We think the act of 1900 is special and therefore invalid.
But the defendants have pleaded to the information that although they were voted for throughout the county, yet each of them was a citizen of one of the subdivisions of the county which, under the earlier statutes, were entitled to be represented by one or more members in the county board, and in that .subdivision was voted for and received the highest number of votes for member of the board.

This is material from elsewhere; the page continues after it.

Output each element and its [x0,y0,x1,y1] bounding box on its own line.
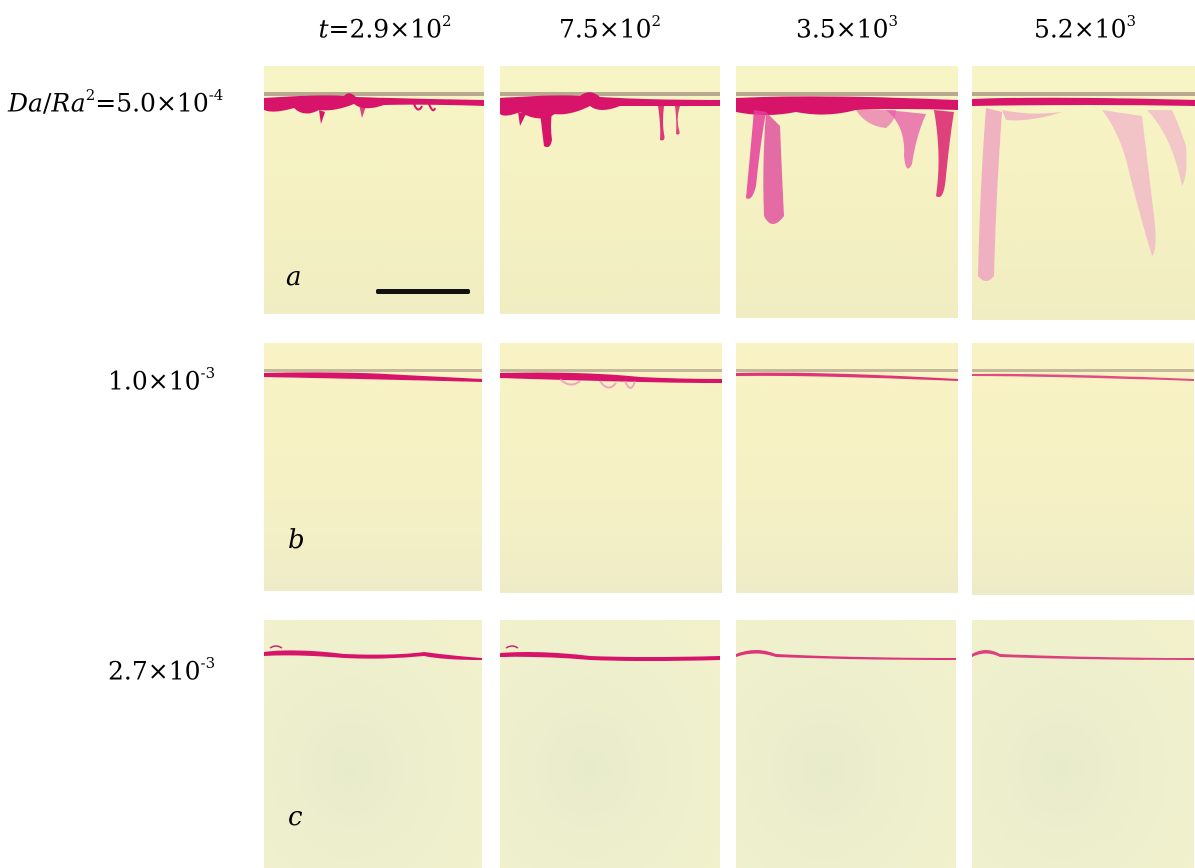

The attorney-general having demurred to this plea, the defendants insist that' they have good title as members of the board, notwithstanding the unconstitutionality of the act of 1900.
*197The question thus raised need not be critically examined, for, conceding their individual right to membership in the board if the board could be legally organized, the difficulty remains that nine persons cannot organize a board which, according to law, consists of thirty members, and it is the franchises of such a board that the defendants collectively are charged with usurping. .
On the pleadings this charge is not answered, and therefore judgment should be entered ousting the defendants from the franchises of the board of chosen freeholders of the county of Hudson.
While thus resting our decision on the shortness of the time allowed for deliberation, we do not mean to imply that a longer time would have removed the defect, for there is some reason in the proposition that if the legislature selects a group' of places for the possible operation of a statute, and makes its actual operation in any member of the group conditional upon the expression therein of a sentiment favorable to the statute, such expression becomes a substantial element in the basis of classification, and the class must be kept open for the admission of any member of the group wherein the sentiment shall at any time be appropriately expressed. But so broad a proposition is not necessary for the present case.